The economic health and well being of Erie County is at a crossroads. So says a group of local businessmen and elected officials who
Sandusky Register Staff
May 24, 2010

 

The economic health and well being of Erie County is at a crossroads. So says a group of local businessmen and elected officials who are calling upon economic development organizations in Erie County to join forces and work together as one voice for growth.

Through a program called Grow Erie County, the group has recommended that currently fragmented economic development efforts be brought under one roof.

Each official charged with economic development would retain his position with the government agency or organization he works for, but on a rotating basis the Sandusky City Manager and the Erie County Administrator would supervise the work each is doing.

Additionally, through legislation offered to each political subdivision for adoption, regular meetings to provide updated information on development efforts would be reported to the group.

It's really a pretty good idea.

Grow Erie County lets the general public know that there is someone minding the store; that some cohesiveness is being provided for both tax dollars and private funds, and that political subdivisions and groups such as the Erie County Chamber of Commerce are working together in an all out effort to improve the community.

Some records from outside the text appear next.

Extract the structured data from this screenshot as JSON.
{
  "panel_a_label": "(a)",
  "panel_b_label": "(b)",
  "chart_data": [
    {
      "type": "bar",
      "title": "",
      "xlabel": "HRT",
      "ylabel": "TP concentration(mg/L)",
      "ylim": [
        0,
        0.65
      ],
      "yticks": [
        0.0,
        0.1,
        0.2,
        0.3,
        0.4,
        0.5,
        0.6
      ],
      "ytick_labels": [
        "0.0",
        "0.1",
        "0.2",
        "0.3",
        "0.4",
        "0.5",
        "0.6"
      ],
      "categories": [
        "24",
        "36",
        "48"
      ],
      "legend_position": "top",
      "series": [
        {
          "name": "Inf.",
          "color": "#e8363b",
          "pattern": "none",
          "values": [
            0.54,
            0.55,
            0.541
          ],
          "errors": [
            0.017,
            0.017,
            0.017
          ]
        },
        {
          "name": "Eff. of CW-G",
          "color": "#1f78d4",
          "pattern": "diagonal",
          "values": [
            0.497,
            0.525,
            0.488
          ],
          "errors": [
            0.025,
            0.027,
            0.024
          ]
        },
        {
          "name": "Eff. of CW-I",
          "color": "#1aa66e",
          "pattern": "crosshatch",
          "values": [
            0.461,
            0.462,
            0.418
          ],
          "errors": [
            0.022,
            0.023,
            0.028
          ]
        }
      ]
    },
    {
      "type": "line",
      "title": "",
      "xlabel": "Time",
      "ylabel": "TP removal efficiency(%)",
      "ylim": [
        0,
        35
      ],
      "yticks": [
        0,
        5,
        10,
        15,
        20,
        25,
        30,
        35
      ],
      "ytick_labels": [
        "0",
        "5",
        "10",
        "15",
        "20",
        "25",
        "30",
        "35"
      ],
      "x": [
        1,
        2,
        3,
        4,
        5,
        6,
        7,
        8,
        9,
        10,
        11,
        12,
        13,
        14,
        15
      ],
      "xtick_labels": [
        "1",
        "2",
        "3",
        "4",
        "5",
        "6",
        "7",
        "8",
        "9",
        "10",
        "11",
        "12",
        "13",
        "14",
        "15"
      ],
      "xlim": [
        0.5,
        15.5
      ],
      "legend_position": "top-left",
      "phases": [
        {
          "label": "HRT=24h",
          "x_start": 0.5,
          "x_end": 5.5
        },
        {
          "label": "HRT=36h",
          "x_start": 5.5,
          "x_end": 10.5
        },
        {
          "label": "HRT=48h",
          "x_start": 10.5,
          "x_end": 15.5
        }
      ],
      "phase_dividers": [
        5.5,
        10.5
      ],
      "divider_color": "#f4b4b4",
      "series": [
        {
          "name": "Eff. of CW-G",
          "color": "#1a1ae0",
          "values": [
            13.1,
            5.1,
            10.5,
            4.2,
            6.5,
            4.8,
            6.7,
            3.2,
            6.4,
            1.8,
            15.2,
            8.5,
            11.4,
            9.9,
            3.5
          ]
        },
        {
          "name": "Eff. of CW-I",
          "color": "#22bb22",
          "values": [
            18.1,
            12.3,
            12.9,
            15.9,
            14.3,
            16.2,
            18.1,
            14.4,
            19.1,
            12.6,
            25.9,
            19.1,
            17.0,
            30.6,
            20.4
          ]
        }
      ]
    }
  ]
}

In years past the county was rich in manufacturing jobs and tourism was a strong anchor.

Today, the tourism anchor continues to hold strong and commercial development has grown rapidly, but unfortunately that is where it ends.

E.D. in some communities stands for economic development. In Erie County it stands for economic dysfunction.

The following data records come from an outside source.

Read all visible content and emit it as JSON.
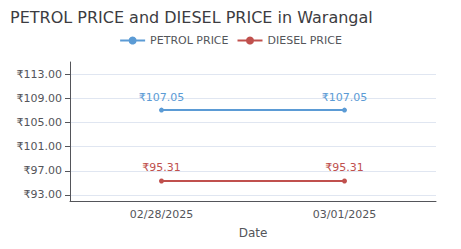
{
  "chart_data": {
    "type": "line",
    "title": "PETROL PRICE and DIESEL PRICE in Warangal",
    "xlabel": "Date",
    "categories": [
      "02/28/2025",
      "03/01/2025"
    ],
    "series": [
      {
        "name": "PETROL PRICE",
        "color": "#5b9bd5",
        "values": [
          107.05,
          107.05
        ],
        "value_labels": [
          "₹107.05",
          "₹107.05"
        ]
      },
      {
        "name": "DIESEL PRICE",
        "color": "#c0504d",
        "values": [
          95.31,
          95.31
        ],
        "value_labels": [
          "₹95.31",
          "₹95.31"
        ]
      }
    ],
    "ylim": [
      92.0,
      115.0
    ],
    "yticks": [
      {
        "value": 93.0,
        "label": "₹93.00"
      },
      {
        "value": 97.0,
        "label": "₹97.00"
      },
      {
        "value": 101.0,
        "label": "₹101.00"
      },
      {
        "value": 105.0,
        "label": "₹105.00"
      },
      {
        "value": 109.0,
        "label": "₹109.00"
      },
      {
        "value": 113.0,
        "label": "₹113.00"
      }
    ],
    "grid": true,
    "legend": "top",
    "data_labels": true
  }
}
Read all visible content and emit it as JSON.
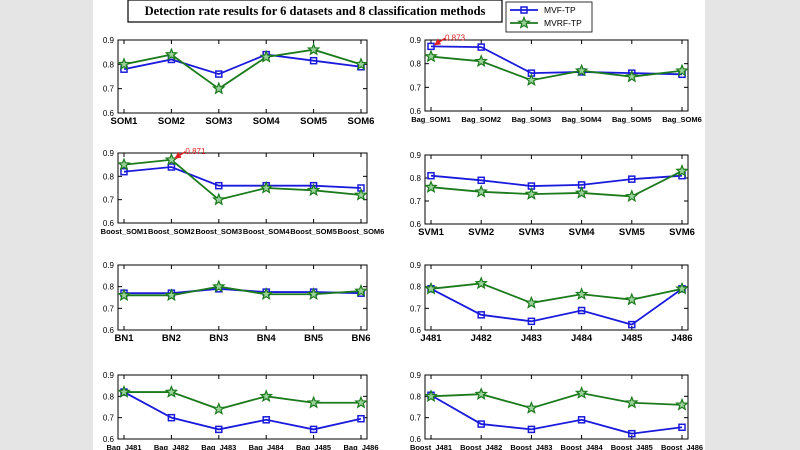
{
  "title": "Detection rate results for 6 datasets and 8 classification methods",
  "legend": [
    {
      "name": "MVF-TP",
      "color": "#1a1adc",
      "marker": "square"
    },
    {
      "name": "MVRF-TP",
      "color": "#1b7a1b",
      "marker": "star"
    }
  ],
  "chart_data": [
    {
      "type": "line",
      "ylim": [
        0.6,
        0.9
      ],
      "yticks": [
        "0.6",
        "0.7",
        "0.8",
        "0.9"
      ],
      "categories": [
        "SOM1",
        "SOM2",
        "SOM3",
        "SOM4",
        "SOM5",
        "SOM6"
      ],
      "series": [
        {
          "name": "MVF-TP",
          "values": [
            0.78,
            0.82,
            0.76,
            0.84,
            0.815,
            0.79
          ]
        },
        {
          "name": "MVRF-TP",
          "values": [
            0.8,
            0.84,
            0.7,
            0.83,
            0.86,
            0.8
          ]
        }
      ]
    },
    {
      "type": "line",
      "ylim": [
        0.6,
        0.9
      ],
      "yticks": [
        "0.6",
        "0.7",
        "0.8",
        "0.9"
      ],
      "categories": [
        "Bag_SOM1",
        "Bag_SOM2",
        "Bag_SOM3",
        "Bag_SOM4",
        "Bag_SOM5",
        "Bag_SOM6"
      ],
      "series": [
        {
          "name": "MVF-TP",
          "values": [
            0.873,
            0.87,
            0.76,
            0.765,
            0.76,
            0.755
          ]
        },
        {
          "name": "MVRF-TP",
          "values": [
            0.83,
            0.81,
            0.73,
            0.77,
            0.745,
            0.77
          ]
        }
      ],
      "annotation": {
        "text": "0.873",
        "index": 0
      }
    },
    {
      "type": "line",
      "ylim": [
        0.6,
        0.9
      ],
      "yticks": [
        "0.6",
        "0.7",
        "0.8",
        "0.9"
      ],
      "categories": [
        "Boost_SOM1",
        "Boost_SOM2",
        "Boost_SOM3",
        "Boost_SOM4",
        "Boost_SOM5",
        "Boost_SOM6"
      ],
      "series": [
        {
          "name": "MVF-TP",
          "values": [
            0.82,
            0.84,
            0.76,
            0.76,
            0.76,
            0.75
          ]
        },
        {
          "name": "MVRF-TP",
          "values": [
            0.85,
            0.871,
            0.7,
            0.75,
            0.74,
            0.72
          ]
        }
      ],
      "annotation": {
        "text": "0.871",
        "index": 1
      }
    },
    {
      "type": "line",
      "ylim": [
        0.6,
        0.9
      ],
      "yticks": [
        "0.6",
        "0.7",
        "0.8",
        "0.9"
      ],
      "categories": [
        "SVM1",
        "SVM2",
        "SVM3",
        "SVM4",
        "SVM5",
        "SVM6"
      ],
      "series": [
        {
          "name": "MVF-TP",
          "values": [
            0.81,
            0.79,
            0.765,
            0.77,
            0.795,
            0.81
          ]
        },
        {
          "name": "MVRF-TP",
          "values": [
            0.76,
            0.74,
            0.73,
            0.735,
            0.72,
            0.83
          ]
        }
      ]
    },
    {
      "type": "line",
      "ylim": [
        0.6,
        0.9
      ],
      "yticks": [
        "0.6",
        "0.7",
        "0.8",
        "0.9"
      ],
      "categories": [
        "BN1",
        "BN2",
        "BN3",
        "BN4",
        "BN5",
        "BN6"
      ],
      "series": [
        {
          "name": "MVF-TP",
          "values": [
            0.77,
            0.77,
            0.79,
            0.775,
            0.775,
            0.77
          ]
        },
        {
          "name": "MVRF-TP",
          "values": [
            0.76,
            0.76,
            0.8,
            0.765,
            0.765,
            0.78
          ]
        }
      ]
    },
    {
      "type": "line",
      "ylim": [
        0.6,
        0.9
      ],
      "yticks": [
        "0.6",
        "0.7",
        "0.8",
        "0.9"
      ],
      "categories": [
        "J481",
        "J482",
        "J483",
        "J484",
        "J485",
        "J486"
      ],
      "series": [
        {
          "name": "MVF-TP",
          "values": [
            0.79,
            0.67,
            0.64,
            0.69,
            0.625,
            0.79
          ]
        },
        {
          "name": "MVRF-TP",
          "values": [
            0.79,
            0.815,
            0.725,
            0.765,
            0.74,
            0.79
          ]
        }
      ]
    },
    {
      "type": "line",
      "ylim": [
        0.6,
        0.9
      ],
      "yticks": [
        "0.6",
        "0.7",
        "0.8",
        "0.9"
      ],
      "categories": [
        "Bag_J481",
        "Bag_J482",
        "Bag_J483",
        "Bag_J484",
        "Bag_J485",
        "Bag_J486"
      ],
      "series": [
        {
          "name": "MVF-TP",
          "values": [
            0.82,
            0.7,
            0.645,
            0.69,
            0.645,
            0.695
          ]
        },
        {
          "name": "MVRF-TP",
          "values": [
            0.82,
            0.82,
            0.74,
            0.8,
            0.77,
            0.77
          ]
        }
      ]
    },
    {
      "type": "line",
      "ylim": [
        0.6,
        0.9
      ],
      "yticks": [
        "0.6",
        "0.7",
        "0.8",
        "0.9"
      ],
      "categories": [
        "Boost_J481",
        "Boost_J482",
        "Boost_J483",
        "Boost_J484",
        "Boost_J485",
        "Boost_J486"
      ],
      "series": [
        {
          "name": "MVF-TP",
          "values": [
            0.805,
            0.67,
            0.645,
            0.69,
            0.625,
            0.655
          ]
        },
        {
          "name": "MVRF-TP",
          "values": [
            0.8,
            0.81,
            0.745,
            0.815,
            0.77,
            0.76
          ]
        }
      ]
    }
  ]
}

Tender egos, turf battles over the property taxes economic development will generate, and a shrinking population that looks back instead of looking forward are all factors that have hurt Erie County's growth.

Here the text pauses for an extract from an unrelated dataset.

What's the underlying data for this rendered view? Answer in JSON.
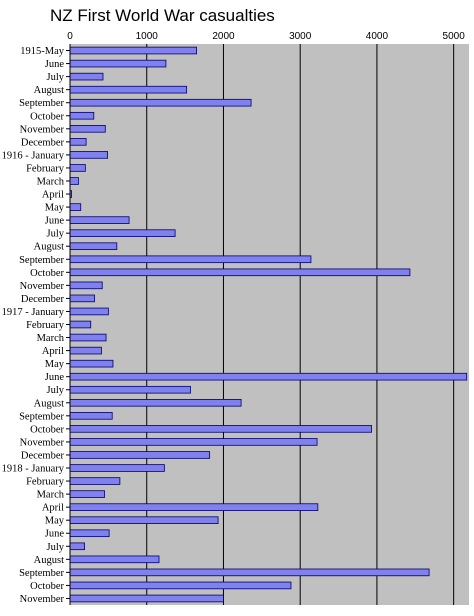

There are positive signs that things could change for Erie County. Sandusky's Paper District - now a reality - and the proposed Marina District, along with the county's effort toward examining the need for a better airport and even the prospect of a real live bookstore are all encouraging signs.

They are signals that there really is light in the tunnel. But each one is an individual light bulb requiring separate circuit breakers. It's just a question of how to tie them all together.

Grow Erie County provides the mechanism for accomplishing that unified effort.

A recent analysis of the economic development efforts in Erie County funded by Greater Erie County Marketing, stated it is "unclear who has ED leadership," and that "residents and leaders are divided on the issue of growth."

It also states that the county is threatened by fragmented efforts by different entities trying to make growth happen; that there is a lack of openness to new and innovative ideas, and that there is an inertia and resistance to change in the county.

All this is true. And, while the study was funded by GEM, GEM is not without some blame. The report says GEM only has 1.5 employees and that a limited staff makes an all out economic development effort difficult to accomplish.

So why hasn't GEM gone to other agencies and said, "Hey fellas, we need some help here." Instead of asking government for money, why hasn't GEM asked for assistance from the experts the local governments have on their payroll?

There is more than enough brain power in government and there are several people in the private sector with the knowledge and the expertise to make economic development viable.

Right now no one is in charge. There needs to be supervision. Grow Erie County can accomplish that.

Of course throwing the Sandusky City Manager into the role of supervisor (even if only on a rotating basis) will generate lots of conspiracy theories from those who only know how to get elected to office by throwing out threats of annexation.

And there is at least one county elected official who thinks the only good idea is one he generates, so it's more than likely that he'll waste time trying to play around with the concept enough to brand it as his own.

Add to all of this the differences in salaries between those on the payroll (which has generated some discord), and the idea of Grow Erie County seems like an uphill battle.

It's all pretty petty, but government is that way sometimes.

And, if the pettiness derails the idea, the next suggestion should be a treatise from the public entitled "Grow Up Erie County."